题目链接 : https://leetcode-cn.com/problems/populating-next-right-pointers-in-each-node/

题目描述:

给定一个完美二叉树，其所有叶子节点都在同一层，每个父节点都有两个子节点。二叉树定义如下：

struct Node {
  int val;
  Node *left;
  Node *right;
  Node *next;
}

填充它的每个 next 指针，让这个指针指向其下一个右侧节点。如果找不到下一个右侧节点，则将 next 指针设置为 NULL。

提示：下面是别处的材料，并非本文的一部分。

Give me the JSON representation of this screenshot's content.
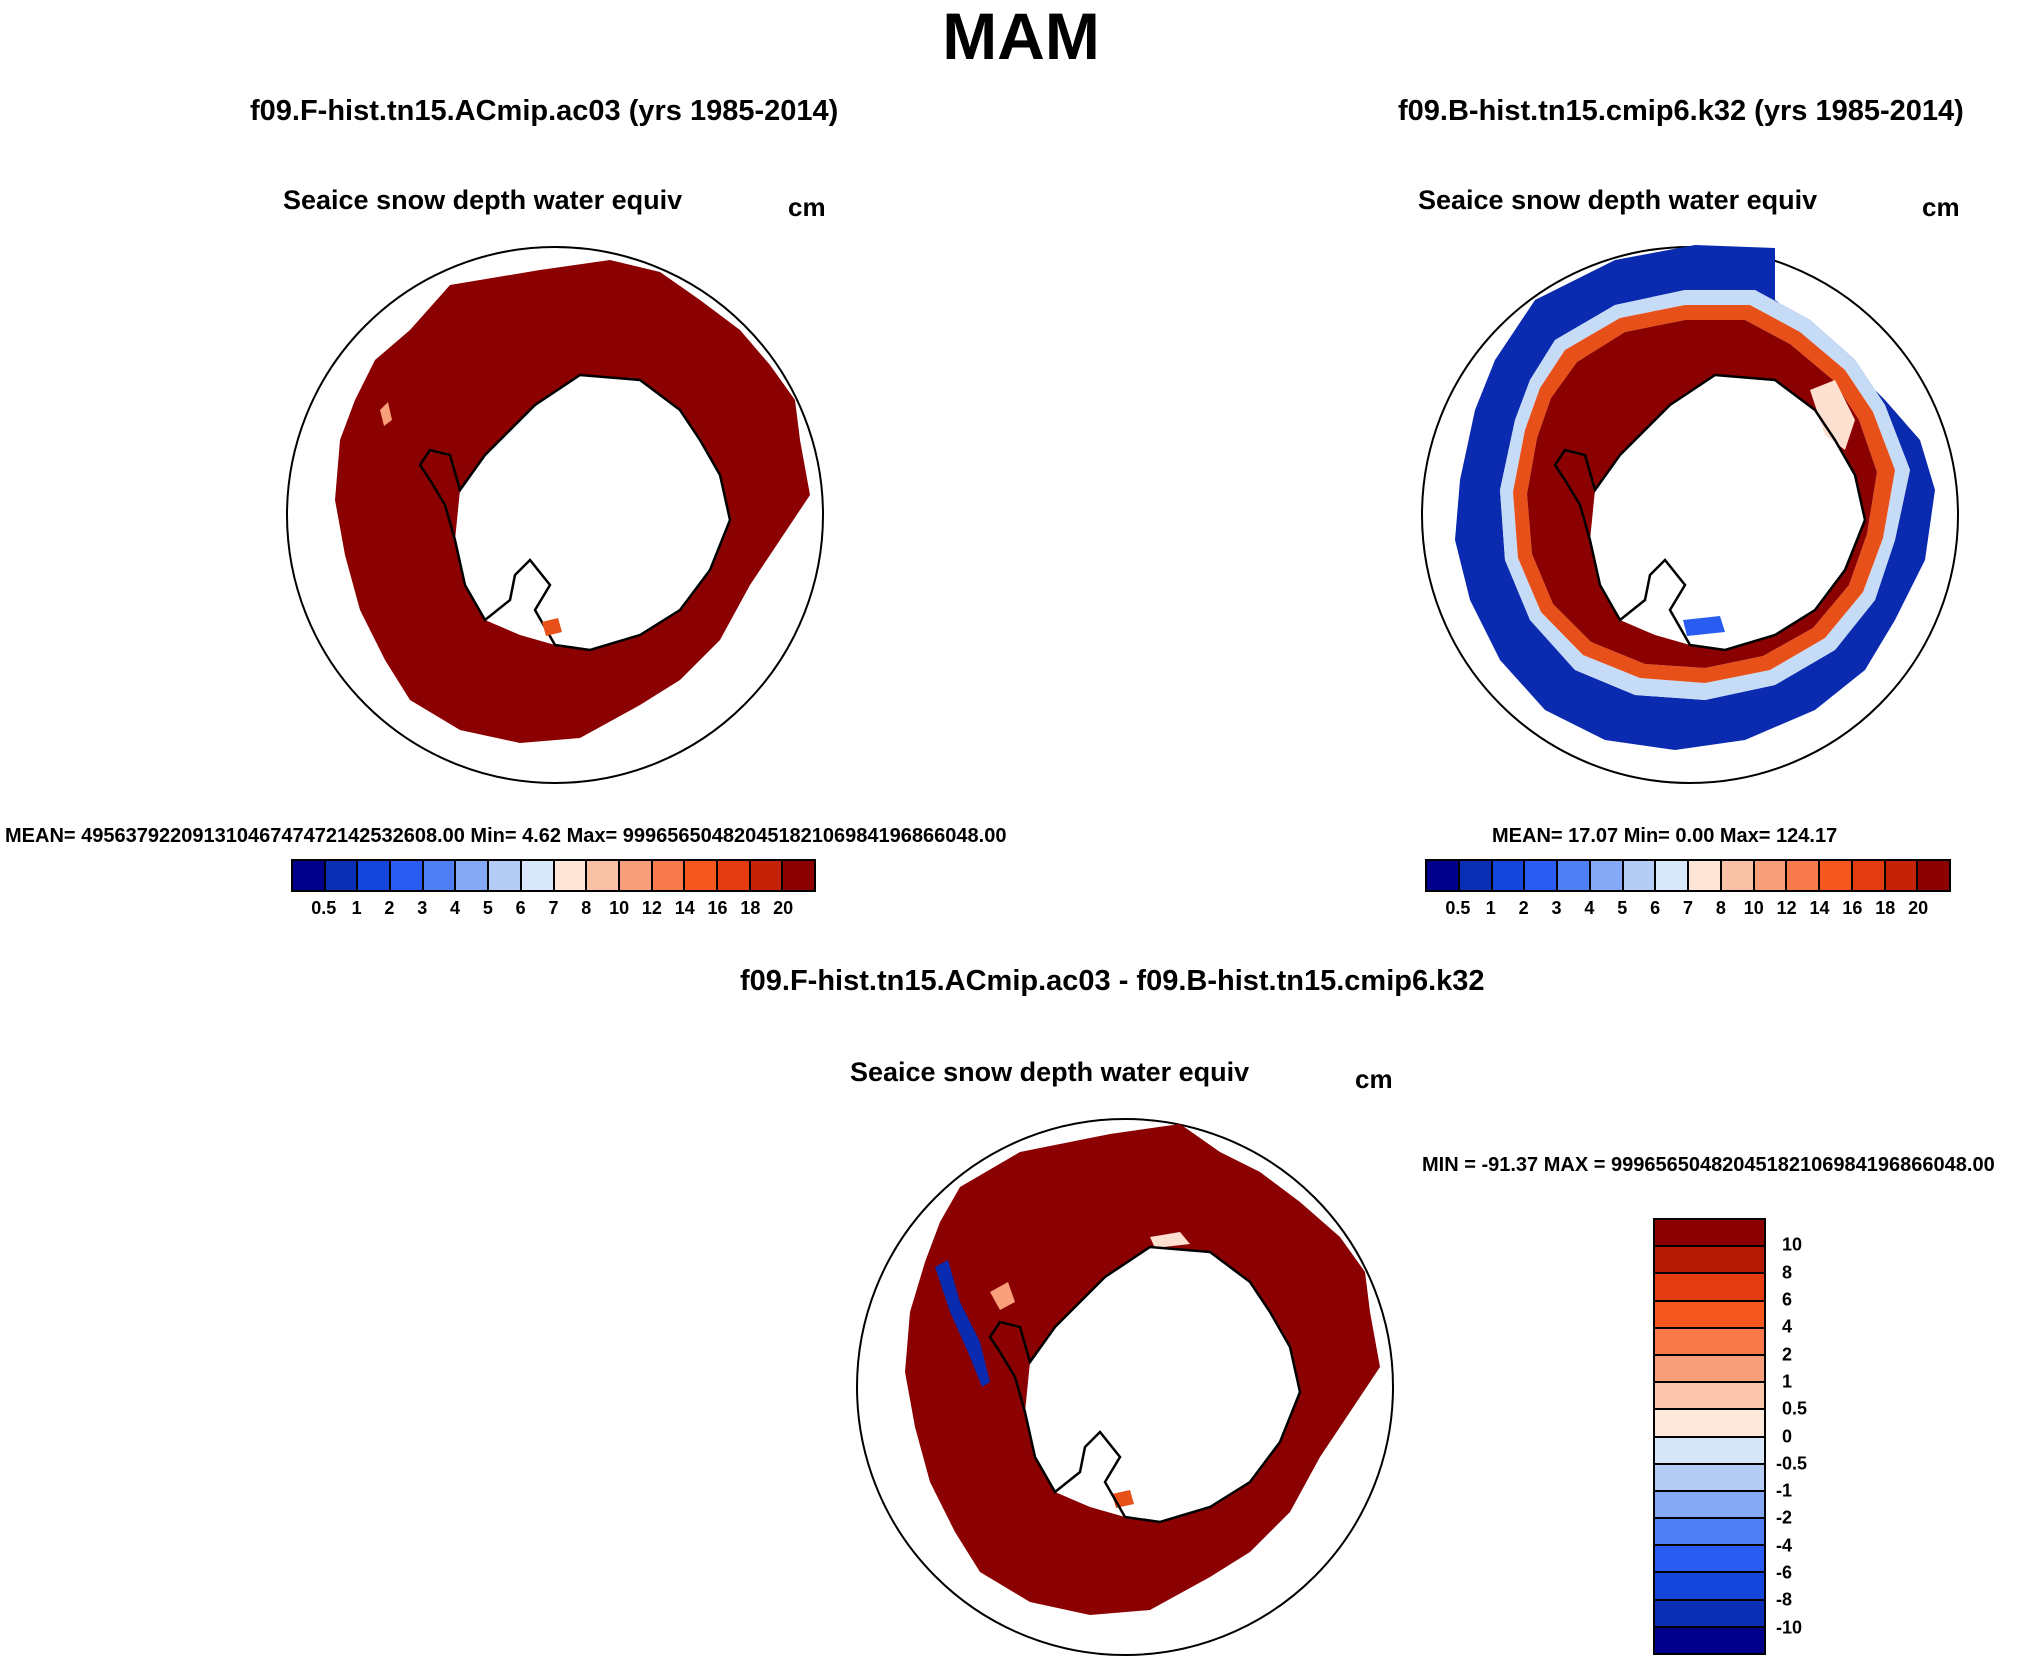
{
  "season": "MAM",
  "panels": {
    "left": {
      "title": "f09.F-hist.tn15.ACmip.ac03 (yrs 1985-2014)",
      "var_title": "Seaice snow depth water equiv",
      "units": "cm",
      "stats": "MEAN= 495637922091310467474721425326​08.00  Min=    4.62  Max= 999656504820451821069841968660​48.00"
    },
    "right": {
      "title": "f09.B-hist.tn15.cmip6.k32 (yrs 1985-2014)",
      "var_title": "Seaice snow depth water equiv",
      "units": "cm",
      "stats": "MEAN= 17.07  Min=   0.00  Max= 124.17"
    },
    "diff": {
      "title": "f09.F-hist.tn15.ACmip.ac03 - f09.B-hist.tn15.cmip6.k32",
      "var_title": "Seaice snow depth water equiv",
      "units": "cm",
      "stats": "MIN = -91.37 MAX = 99965650482045182106984196866048.00"
    }
  },
  "colorbar_main": {
    "labels": [
      "0.5",
      "1",
      "2",
      "3",
      "4",
      "5",
      "6",
      "7",
      "8",
      "10",
      "12",
      "14",
      "16",
      "18",
      "20"
    ],
    "colors": [
      "#00008b",
      "#0a2fb5",
      "#1446dc",
      "#2a5cf2",
      "#4f7ef5",
      "#85a9f5",
      "#b5ccf5",
      "#d8e8fa",
      "#fde6d8",
      "#f9c1a6",
      "#f99e7b",
      "#f97a4c",
      "#f4581f",
      "#e53b10",
      "#c42308",
      "#8b0000"
    ]
  },
  "colorbar_diff": {
    "labels": [
      "10",
      "8",
      "6",
      "4",
      "2",
      "1",
      "0.5",
      "0",
      "-0.5",
      "-1",
      "-2",
      "-4",
      "-6",
      "-8",
      "-10"
    ],
    "colors": [
      "#8b0000",
      "#b51a04",
      "#e53b10",
      "#f4581f",
      "#f9794a",
      "#f99e7b",
      "#fcc6ad",
      "#fde9dc",
      "#d7e7fa",
      "#b5ccf5",
      "#85a9f5",
      "#4f7ef5",
      "#2a5cf2",
      "#1446dc",
      "#0a2fb5",
      "#00008b"
    ]
  },
  "map_colors": {
    "high": "#8b0000",
    "orange": "#e8501a",
    "light_orange": "#f9a07a",
    "pale": "#fde0cf",
    "pale_blue": "#c6dbf6",
    "blue": "#2a5cf2",
    "dark_blue": "#0a2bb0",
    "land_outline": "#000000"
  }
}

初始状态下，所有 next 指针都被设置为 NULL。

示例

输入：{"$id":"1","left":{"$id":"2","left":{"$id":"3","left":null,"next":null,"right":null,"val":4},"next":null,"right":{"$id":"4","left":null,"next":null,"right":null,"val":5},"val":2},"next":null,"right":{"$id":"5","left":{"$id":"6","left":null,"next":null,"right":null,"val":6},"next":null,"right":{"$id":"7","left":null,"next":null,"right":null,"val":7},"val":3},"val":1}

输出：{"$id":"1","left":{"$id":"2","left":{"$id":"3","left":null,"next":{"$id":"4","left":null,"next":{"$id":"5","left":null,"next":{"$id":"6","left":null,"next":null,"right":null,"val":7},"right":null,"val":6},"right":null,"val":5},"right":null,"val":4},"next":{"$id":"7","left":{"$ref":"5"},"next":null,"right":{"$ref":"6"},"val":3},"right":{"$ref":"4"},"val":2},"next":null,"right":{"$ref":"7"},"val":1}

解释：给定二叉树如图 A 所示，你的函数应该填充它的每个 next 指针，以指向其下一个右侧节点，如图 B 所示。

提示：

你只能使用常量级额外空间。
使用递归解题也符合要求，本题中递归程序占用的栈空间不算做额外的空间复杂度。

思路:

与下一题117. 填充每个节点的下一个右侧节点指针 II都可以用BFS方法,如下:

def connect(self, root: 'Node') -> 'Node':
        from collections import deque
        if not root: return root
        queue = deque()
        queue.appendleft(root)
        while queue:
            p = None
            n = len(queue)
            for _ in range(n):
                tmp = queue.pop()
                if p:
                    p.next = tmp
                    p = p.next
                else:
                    p = tmp
                if tmp.left:
                    queue.appendleft(tmp.left)
                if tmp.right:
                    queue.appendleft(tmp.right)
            p.next = None 
        return root

但是不符合题意, 要使用常量级额外空间

所以我们用其他空间(O(1))的方法

思路一: 递归

思路二: 迭代

代码:

思路一:

def connect(self, root: 'Node') -> 'Node':
        if not root:
            return 
        if root.left:
            root.left.next = root.right
            if root.next:
                root.right.next = root.next.left
        self.connect(root.left)
        self.connect(root.right)
        return root

java

class Solution {
    public Node connect(Node root) {
        if (root == null) return null;
        if (root.left != null) {
            root.left.next = root.right;
            if (root.next != null) root.right.next = root.next.left;
        }
        connect(root.left);
        connect(root.right);
        return root;
    }
}

思路二:

class Solution:
    def connect(self, root: 'Node') -> 'Node':
        pre = root
        while pre:
            cur = pre
            while cur:
                if cur.left: cur.left.next = cur.right
                if cur.right and cur.next: cur.right.next = cur.next.left
                cur = cur.next
            pre = pre.left
        return root

java

class Solution {
    public Node connect(Node root) {
        Node pre = root;
        while (pre != null) {
            Node cur = pre;
            while (cur != null) {
                if (cur.left != null) cur.left.next = cur.right;
                if (cur.right != null && cur.next != null) cur.right.next = cur.next.left;
                cur = cur.next;
            }
            pre = pre.left;
        }
        return root;
    }
}